Re: [PATCH v3 0/3] create sysfs representation of ACPI HMAT

2017-12-30 Thread Brice Goglin


Le 30/12/2017 à 07:58, Matthew Wilcox a écrit :
> On Wed, Dec 27, 2017 at 10:10:34AM +0100, Brice Goglin wrote:
>>> Perhaps we can enlist /proc/iomem or a similar enumeration interface
>>> to tell userspace the NUMA node and whether the kernel thinks it has
>>> better or worse performance characteristics relative to base
>>> system-RAM, i.e. new IORES_DESC_* values. I'm worried that if we start
>>> publishing absolute numbers in sysfs userspace will default to looking
>>> for specific magic numbers in sysfs vs asking the kernel for memory
>>> that has performance characteristics relative to base "System RAM". In
>>> other words the absolute performance information that the HMAT
>>> publishes is useful to the kernel, but it's not clear that userspace
>>> needs that vs a relative indicator for making NUMA node preference
>>> decisions.
>> Some HPC users will benchmark the machine to discovery actual
>> performance numbers anyway.
>> However, most users won't do this. They will want to know relative
>> performance of different nodes. If you normalize HMAT values by dividing
>> them with system-RAM values, that's likely OK. If you just say "that
>> node is faster than system RAM", it's not precise enough.
> So "this memory has 800% bandwidth of normal" and "this memory has 70%
> bandwidth of normal"?

I guess that would work.
Brice



Re: [PATCH v3 0/3] create sysfs representation of ACPI HMAT

2017-12-27 Thread Brice Goglin
Le 22/12/2017 à 23:53, Dan Williams a écrit :
> On Thu, Dec 21, 2017 at 12:31 PM, Brice Goglin <brice.gog...@gmail.com> wrote:
>> Le 20/12/2017 à 23:41, Ross Zwisler a écrit :
> [..]
>> Hello
>>
>> I can confirm that HPC runtimes are going to use these patches (at least
>> all runtimes that use hwloc for topology discovery, but that's the vast
>> majority of HPC anyway).
>>
>> We really didn't like KNL exposing a hacky SLIT table [1]. We had to
>> explicitly detect that specific crazy table to find out which NUMA nodes
>> were local to which cores, and to find out which NUMA nodes were
>> HBM/MCDRAM or DDR. And then we had to hide the SLIT values to the
>> application because the reported latencies didn't match reality.

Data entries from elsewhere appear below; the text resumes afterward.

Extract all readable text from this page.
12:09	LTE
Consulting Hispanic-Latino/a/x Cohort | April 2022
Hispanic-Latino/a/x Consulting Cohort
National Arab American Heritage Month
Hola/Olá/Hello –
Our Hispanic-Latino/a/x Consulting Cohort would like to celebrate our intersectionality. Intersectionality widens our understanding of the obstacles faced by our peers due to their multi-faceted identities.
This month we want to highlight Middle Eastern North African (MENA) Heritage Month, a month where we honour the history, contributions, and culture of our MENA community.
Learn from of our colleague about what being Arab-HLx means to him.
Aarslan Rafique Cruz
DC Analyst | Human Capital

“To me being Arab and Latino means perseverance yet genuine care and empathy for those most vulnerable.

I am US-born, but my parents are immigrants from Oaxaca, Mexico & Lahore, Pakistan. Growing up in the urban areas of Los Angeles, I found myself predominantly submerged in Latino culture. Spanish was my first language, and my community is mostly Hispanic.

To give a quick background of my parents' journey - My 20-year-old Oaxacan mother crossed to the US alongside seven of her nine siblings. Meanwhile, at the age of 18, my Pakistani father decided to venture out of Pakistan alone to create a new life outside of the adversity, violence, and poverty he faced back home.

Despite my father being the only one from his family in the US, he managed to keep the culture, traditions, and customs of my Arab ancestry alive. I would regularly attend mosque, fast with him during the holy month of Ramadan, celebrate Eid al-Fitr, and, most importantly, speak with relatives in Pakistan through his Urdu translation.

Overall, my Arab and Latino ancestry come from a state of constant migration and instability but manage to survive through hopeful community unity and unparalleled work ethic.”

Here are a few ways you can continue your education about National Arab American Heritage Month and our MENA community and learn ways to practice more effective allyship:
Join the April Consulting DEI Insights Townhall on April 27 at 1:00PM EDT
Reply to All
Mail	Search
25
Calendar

Quite
>> annoying.
>>
>> With Ross' patches, we can easily get what we need:
>> * which NUMA nodes are local to which CPUs? /sys/devices/system/node/
>> can only report a single local node per CPU (doesn't work for KNL and
>> upcoming architectures with HBM+DDR+...)
>> * which NUMA nodes are slow/fast (for both bandwidth and latency)
>> And we can still look at SLIT under /sys/devices/system/node if really
>> needed.
>>
>> And of course having this in sysfs is much better than parsing ACPI
>> tables that are only accessible to root :)
> On this point, it's not clear to me that we should allow these sysfs
> entries to be world readable. Given /proc/iomem now hides physical
> address information from non-root we at least need to be careful not
> to undo that with new sysfs HMAT attributes. Once you need to be root
> for this info, is parsing binary HMAT vs sysfs a blocker for the HPC
> use case?

I don't think it would be a blocker.

> Perhaps we can enlist /proc/iomem or a similar enumeration interface
> to tell userspace the NUMA node and whether the kernel thinks it has
> better or worse performance characteristics relative to base
> system-RAM, i.e. new IORES_DESC_* values. I'm worried that if we start
> publishing absolute numbers in sysfs userspace will default to looking
> for specific magic numbers in sysfs vs asking the kernel for memory
> that has performance characteristics relative to base "System RAM". In
> other words the absolute performance information that the HMAT
> publishes is useful to the kernel, but it's not clear that userspace
> needs that vs a relative indicator for making NUMA node preference
> decisions.

Some HPC users will benchmark the machine to discovery actual
performance numbers anyway.
However, most users won't do this. They will want to know relative
performance of different nodes. If you normalize HMAT values by dividing
them with system-RAM values, that's likely OK. If you just say "that
node is faster than system RAM", it's not precise enough.

Brice



Re: [PATCH v3 0/3] create sysfs representation of ACPI HMAT

2017-12-21 Thread Brice Goglin
Le 20/12/2017 à 23:41, Ross Zwisler a écrit :
> On Wed, Dec 20, 2017 at 02:29:56PM -0800, Dan Williams wrote:
>> On Wed, Dec 20, 2017 at 1:24 PM, Ross Zwisler
>>  wrote:
>>> On Wed, Dec 20, 2017 at 01:16:49PM -0800, Matthew Wilcox wrote:
 On Wed, Dec 20, 2017 at 12:22:21PM -0800, Dave Hansen wrote:
> On 12/20/2017 10:19 AM, Matthew Wilcox wrote:
>> I don't know what the right interface is, but my laptop has a set of
>> /sys/devices/system/memory/memoryN/ directories.  Perhaps this is the
>> right place to expose write_bw (etc).
> Those directories are already too redundant and wasteful.  I think we'd
> really rather not add to them.  In addition, it's technically possible
> to have a memory section span NUMA nodes and have different performance
> properties, which make it impossible to represent there.
>
> In any case, ACPI PXM's (Proximity Domains) are guaranteed to have
> uniform performance properties in the HMAT, and we just so happen to
> always create one NUMA node per PXM.  So, NUMA nodes really are a good 
> fit.
 I think you're missing my larger point which is that I don't think this
 should be exposed to userspace as an ACPI feature.  Because if you do,
 then it'll also be exposed to userspace as an openfirmware feature.
 And sooner or later a devicetree feature.  And then writing a portable
 program becomes an exercise in suffering.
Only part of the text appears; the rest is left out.